Renan anda no balanço do poder, descendo por vezes, mas sempre acabando por atingir o topo. Ele vê o mundo de cima, e sempre há quem lhe empurre. Quando tudo indica que lhe faltará impulso, alguém empurra seu balanço. Acaba embalado por aqueles que não o confessam. Passam por ali, com quem não quer nada, e dão um bom empurrão. Querem vê-lo no alto, hoje, para se verem no alto, amanhã. Aparentemente, ninguém nota que já passou faz muito da fase de andar de balanço. Ou não nota, ou finge que não vê.

José anda no balanço da praça, como se fosse criança. Seu estado de demência lhe dá esse direito. Ninguém reclamará que, aos trinta, anda de balanço. José nunca atinge o topo, pois lhe falta impulso. Não há quem lhe dê um empurrão. Cleide, aos quinze, não pode. Dança um funk imaginário, sacudindo a barriga de oito meses. Eles nunca ouviram falar do Renan, nem ele, deles. Seus balanços se cruzam nos vazios dos átomos que os compõem. Suas matérias não obedecem às Leis de Newton e suas energias não obedecem às Equações de Maxwell. São massas que não geram campos gravitacionais e são partículas em movimento que não geram campos. Renan é não-matéria para José, que não apresenta carga para Renan.
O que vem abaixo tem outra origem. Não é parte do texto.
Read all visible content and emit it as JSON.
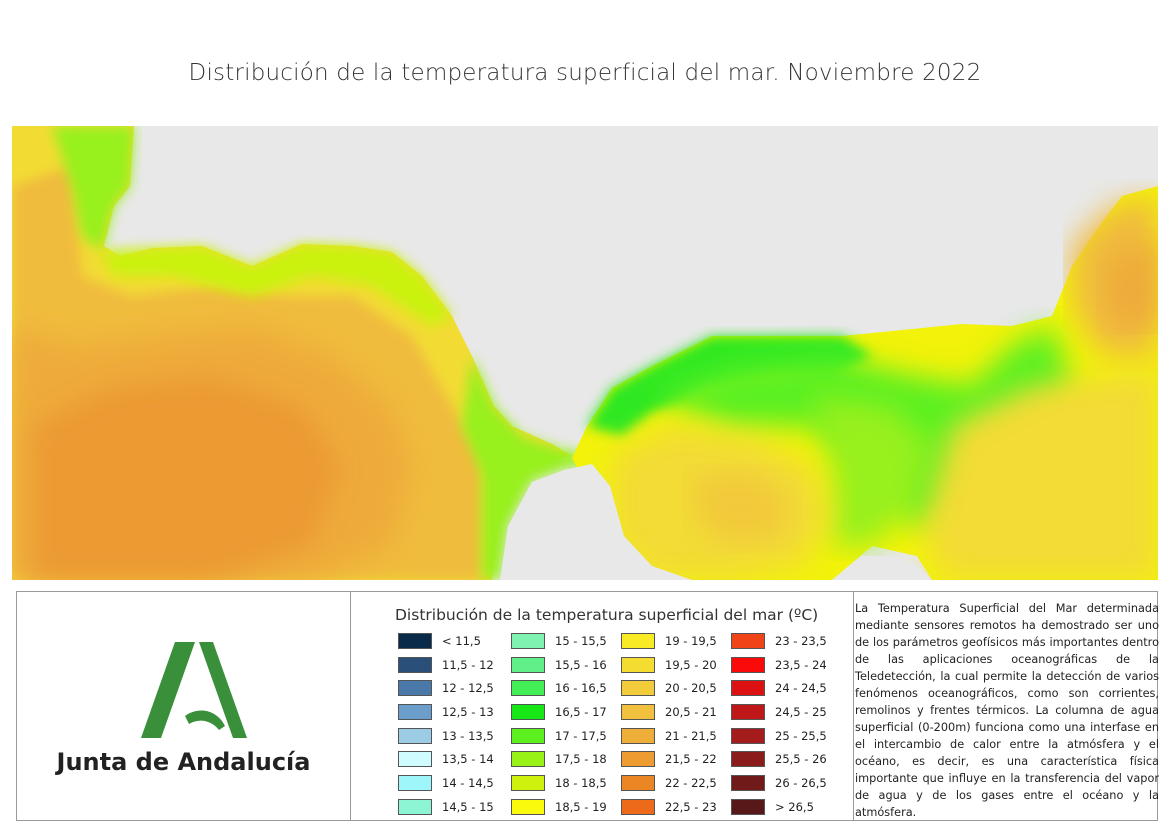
{
  "title": "Distribución de la temperatura superficial del mar. Noviembre 2022",
  "map": {
    "land_color": "#e8e8e8",
    "bands": [
      {
        "range": "16,5 - 17",
        "color": "#2ee824"
      },
      {
        "range": "17 - 17,5",
        "color": "#5af020"
      },
      {
        "range": "17,5 - 18",
        "color": "#98f01a"
      },
      {
        "range": "18 - 18,5",
        "color": "#caf210"
      },
      {
        "range": "18,5 - 19",
        "color": "#f2f20a"
      },
      {
        "range": "19 - 19,5",
        "color": "#f4ea26"
      },
      {
        "range": "19,5 - 20",
        "color": "#f2dc34"
      },
      {
        "range": "20 - 20,5",
        "color": "#f2c93a"
      },
      {
        "range": "20,5 - 21",
        "color": "#f0bc3e"
      },
      {
        "range": "21 - 21,5",
        "color": "#eeab3a"
      },
      {
        "range": "21,5 - 22",
        "color": "#ec9a32"
      }
    ]
  },
  "logo": {
    "text": "Junta de Andalucía",
    "brand_color": "#3a8f3a"
  },
  "legend": {
    "title": "Distribución de la temperatura superficial del mar (ºC)",
    "items": [
      {
        "label": "< 11,5",
        "color": "#0a2a4a"
      },
      {
        "label": "11,5 - 12",
        "color": "#2a4f78"
      },
      {
        "label": "12 - 12,5",
        "color": "#4a78a8"
      },
      {
        "label": "12,5 - 13",
        "color": "#6c9ecc"
      },
      {
        "label": "13 - 13,5",
        "color": "#9ccbe6"
      },
      {
        "label": "13,5 - 14",
        "color": "#cffcff"
      },
      {
        "label": "14 - 14,5",
        "color": "#9ef6fa"
      },
      {
        "label": "14,5 - 15",
        "color": "#8ef5d4"
      },
      {
        "label": "15 - 15,5",
        "color": "#7ff2b0"
      },
      {
        "label": "15,5 - 16",
        "color": "#60ef88"
      },
      {
        "label": "16 - 16,5",
        "color": "#44ee55"
      },
      {
        "label": "16,5 - 17",
        "color": "#18e818"
      },
      {
        "label": "17 - 17,5",
        "color": "#5ef01e"
      },
      {
        "label": "17,5 - 18",
        "color": "#98f218"
      },
      {
        "label": "18 - 18,5",
        "color": "#cef20e"
      },
      {
        "label": "18,5 - 19",
        "color": "#fafa0c"
      },
      {
        "label": "19 - 19,5",
        "color": "#f8ea24"
      },
      {
        "label": "19,5 - 20",
        "color": "#f4dc30"
      },
      {
        "label": "20 - 20,5",
        "color": "#f2cc3a"
      },
      {
        "label": "20,5 - 21",
        "color": "#f0c03e"
      },
      {
        "label": "21 - 21,5",
        "color": "#eeae3a"
      },
      {
        "label": "21,5 - 22",
        "color": "#ec9c30"
      },
      {
        "label": "22 - 22,5",
        "color": "#ea8624"
      },
      {
        "label": "22,5 - 23",
        "color": "#ec6a1a"
      },
      {
        "label": "23 - 23,5",
        "color": "#f04418"
      },
      {
        "label": "23,5 - 24",
        "color": "#fb0a0a"
      },
      {
        "label": "24 - 24,5",
        "color": "#dc1212"
      },
      {
        "label": "24,5 - 25",
        "color": "#c01818"
      },
      {
        "label": "25 - 25,5",
        "color": "#a41c1c"
      },
      {
        "label": "25,5 - 26",
        "color": "#8a1c1c"
      },
      {
        "label": "26 - 26,5",
        "color": "#701a1a"
      },
      {
        "label": "> 26,5",
        "color": "#561818"
      }
    ]
  },
  "description": "La Temperatura Superficial del Mar determinada mediante sensores remotos ha demostrado ser uno de los parámetros geofísicos más importantes dentro de las aplicaciones oceanográficas de la Teledetección, la cual permite la detección de varios fenómenos oceanográficos, como son corrientes, remolinos y frentes térmicos. La columna de agua superficial (0-200m) funciona como una interfase en el intercambio de calor entre la atmósfera y el océano, es decir, es una característica física importante que influye en la transferencia del vapor de agua y de los gases entre el océano y la atmósfera."
}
Renan ri pela soberba. José ri da desgraça. Perdeu qualquer resquício de contato com a realidade do país do Renan. Para José, país é um conceito abstrato. Sabe da existência de uma bandeira, que nada significa, na sua praça. Sua pátria é a sua praça, onde vive e dorme. José não lê, não ouve e não vê. Para quê? Trabalha e se alimenta com o lixo. Diverte-se do balanço real da praça. Renan se alimenta dos restos morais da sociedade. Dos que empurram seu balanço virtual, em direção ao topo, ao céu que o balanço do José nunca atingirá.

Renan sorri de soberba. José sorri, pois será pai, mesmo que não faça a mínima idéia de como sustentar um filho, já que não sustentou os outros oito. Isso é problema para daqui a um mês. Renan sorri porque sabe que a probabilidade de que cruze pelo balanço de José é estatisticamente mínima. E José sorri infantilmente, enquanto observa a dança de Cleide.